Northstar and MARIS don’t share any borders. But in late 2019, the Iowa Association of Realtors, which operates six MLSs, joined the CDP. Now that MARIS has joined, their combined footprint extends from the Canadian border to Arkansas.
“The MARIS Board of Directors observed the progress that NorthstarMLS was making in Minnesota and Iowa and made a strategic investment in CDP technology with the goal of accelerating the rationalization of markets where our members operate today in Missouri and Southern Illinois,” said David Price, president and CEO of MARIS, in a statement.
He hopes to have the kind of success that NorthstarMLS has had in bringing in other neighboring associations into the CDP.
“Missouri is rather rural,” Price told Inman in a video interview. “There’s a lot of smaller associations. Our goal is literally to have options available, so that people can seek us out and say ‘Hey, that’s what it is. That’s what we’re looking for,’ and still have their own autonomy.”
The partnership has already borne fruit in the sense that MARIS and NorthstarMLS recently concluded a contract renewal with CoreLogic for its Matrix and Realist products where they combined to negotiate as a single account representing a combined user count of more than 35,000.
“CDP partner organizations can work with technology providers toward collective pricing because the tech providers only need to interface once with one database in order to deliver their solutions to all or some of the CDP partner organizations,” Mosey said in a statement.

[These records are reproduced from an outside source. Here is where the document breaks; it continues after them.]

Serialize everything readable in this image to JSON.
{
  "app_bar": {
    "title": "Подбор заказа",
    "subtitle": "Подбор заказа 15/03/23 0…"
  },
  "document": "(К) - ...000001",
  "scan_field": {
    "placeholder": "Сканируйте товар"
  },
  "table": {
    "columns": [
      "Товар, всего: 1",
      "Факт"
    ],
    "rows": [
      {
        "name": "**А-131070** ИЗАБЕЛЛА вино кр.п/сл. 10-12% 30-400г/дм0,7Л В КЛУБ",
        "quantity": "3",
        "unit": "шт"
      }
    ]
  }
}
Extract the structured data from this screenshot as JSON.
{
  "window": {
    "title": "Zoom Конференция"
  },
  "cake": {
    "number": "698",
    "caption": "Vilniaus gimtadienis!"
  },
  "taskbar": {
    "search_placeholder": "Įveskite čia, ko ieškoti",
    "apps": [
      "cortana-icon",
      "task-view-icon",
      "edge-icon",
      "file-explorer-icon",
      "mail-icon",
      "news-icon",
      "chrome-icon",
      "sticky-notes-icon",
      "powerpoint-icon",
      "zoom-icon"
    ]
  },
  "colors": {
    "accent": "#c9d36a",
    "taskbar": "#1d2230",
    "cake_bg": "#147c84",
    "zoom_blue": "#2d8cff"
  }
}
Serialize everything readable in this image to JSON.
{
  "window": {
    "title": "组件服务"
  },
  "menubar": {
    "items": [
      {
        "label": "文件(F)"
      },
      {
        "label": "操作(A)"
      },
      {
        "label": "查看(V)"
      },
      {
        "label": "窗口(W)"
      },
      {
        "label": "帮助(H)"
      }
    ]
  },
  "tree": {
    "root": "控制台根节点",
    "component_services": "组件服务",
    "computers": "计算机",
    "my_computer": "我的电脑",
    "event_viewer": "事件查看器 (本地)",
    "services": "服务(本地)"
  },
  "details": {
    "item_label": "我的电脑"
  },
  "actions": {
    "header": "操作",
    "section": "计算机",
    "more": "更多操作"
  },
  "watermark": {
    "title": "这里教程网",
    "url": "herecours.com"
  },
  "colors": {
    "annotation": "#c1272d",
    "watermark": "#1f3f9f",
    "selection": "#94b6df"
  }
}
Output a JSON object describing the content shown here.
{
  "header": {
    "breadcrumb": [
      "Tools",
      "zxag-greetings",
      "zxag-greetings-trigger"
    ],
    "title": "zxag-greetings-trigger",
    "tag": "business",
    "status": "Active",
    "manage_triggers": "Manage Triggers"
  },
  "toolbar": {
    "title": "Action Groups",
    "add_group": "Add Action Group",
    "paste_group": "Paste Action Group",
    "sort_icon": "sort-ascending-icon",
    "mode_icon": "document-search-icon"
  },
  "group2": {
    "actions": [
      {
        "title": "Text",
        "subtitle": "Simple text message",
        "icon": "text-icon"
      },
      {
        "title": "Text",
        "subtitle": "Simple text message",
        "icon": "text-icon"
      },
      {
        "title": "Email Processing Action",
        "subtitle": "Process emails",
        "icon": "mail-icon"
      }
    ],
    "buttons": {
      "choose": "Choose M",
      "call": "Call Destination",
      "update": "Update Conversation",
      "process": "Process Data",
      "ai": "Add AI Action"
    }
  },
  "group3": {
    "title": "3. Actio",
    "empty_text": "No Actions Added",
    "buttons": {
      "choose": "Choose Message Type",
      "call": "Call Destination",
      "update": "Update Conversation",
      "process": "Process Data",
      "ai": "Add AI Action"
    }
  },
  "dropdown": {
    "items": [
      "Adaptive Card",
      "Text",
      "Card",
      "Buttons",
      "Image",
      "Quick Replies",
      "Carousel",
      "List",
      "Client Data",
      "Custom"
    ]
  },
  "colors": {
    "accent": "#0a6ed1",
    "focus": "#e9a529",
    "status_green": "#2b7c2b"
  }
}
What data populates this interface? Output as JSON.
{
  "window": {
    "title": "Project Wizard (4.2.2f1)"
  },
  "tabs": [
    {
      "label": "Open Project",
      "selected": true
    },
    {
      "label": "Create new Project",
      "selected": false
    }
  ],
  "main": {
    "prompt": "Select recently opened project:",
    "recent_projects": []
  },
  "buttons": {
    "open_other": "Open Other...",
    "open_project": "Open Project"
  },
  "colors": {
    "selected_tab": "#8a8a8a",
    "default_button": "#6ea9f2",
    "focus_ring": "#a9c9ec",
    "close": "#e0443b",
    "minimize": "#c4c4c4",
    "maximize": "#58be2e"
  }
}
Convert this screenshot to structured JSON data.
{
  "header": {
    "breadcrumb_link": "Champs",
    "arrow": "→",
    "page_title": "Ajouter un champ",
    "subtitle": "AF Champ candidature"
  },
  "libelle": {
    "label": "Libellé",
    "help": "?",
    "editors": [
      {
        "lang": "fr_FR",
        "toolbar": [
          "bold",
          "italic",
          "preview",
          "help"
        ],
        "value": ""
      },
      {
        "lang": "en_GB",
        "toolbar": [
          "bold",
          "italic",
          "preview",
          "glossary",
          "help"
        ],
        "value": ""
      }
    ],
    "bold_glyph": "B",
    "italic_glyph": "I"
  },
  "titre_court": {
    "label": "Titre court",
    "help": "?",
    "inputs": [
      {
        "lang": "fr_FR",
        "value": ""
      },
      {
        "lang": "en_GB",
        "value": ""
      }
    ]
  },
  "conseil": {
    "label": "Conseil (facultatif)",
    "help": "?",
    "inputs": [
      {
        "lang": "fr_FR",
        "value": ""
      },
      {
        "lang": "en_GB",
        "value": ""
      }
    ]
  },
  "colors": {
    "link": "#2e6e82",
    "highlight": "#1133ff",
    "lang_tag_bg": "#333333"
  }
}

Mosey anticipates that, in the future, the CDP and giant MLSs such as California Regional MLS (CRMLS), Bright MLS, Houston Association of Realtors MLS and Stellar MLS will be able to talk to each other and grant each other permission to view listings.
“At some point in time the technology will catch up to us where we’ll have interoperability between those databases,” Mosey said. “You’ll be able to make an inquiry from one to the other from Minnesota to California to Florida to Texas.”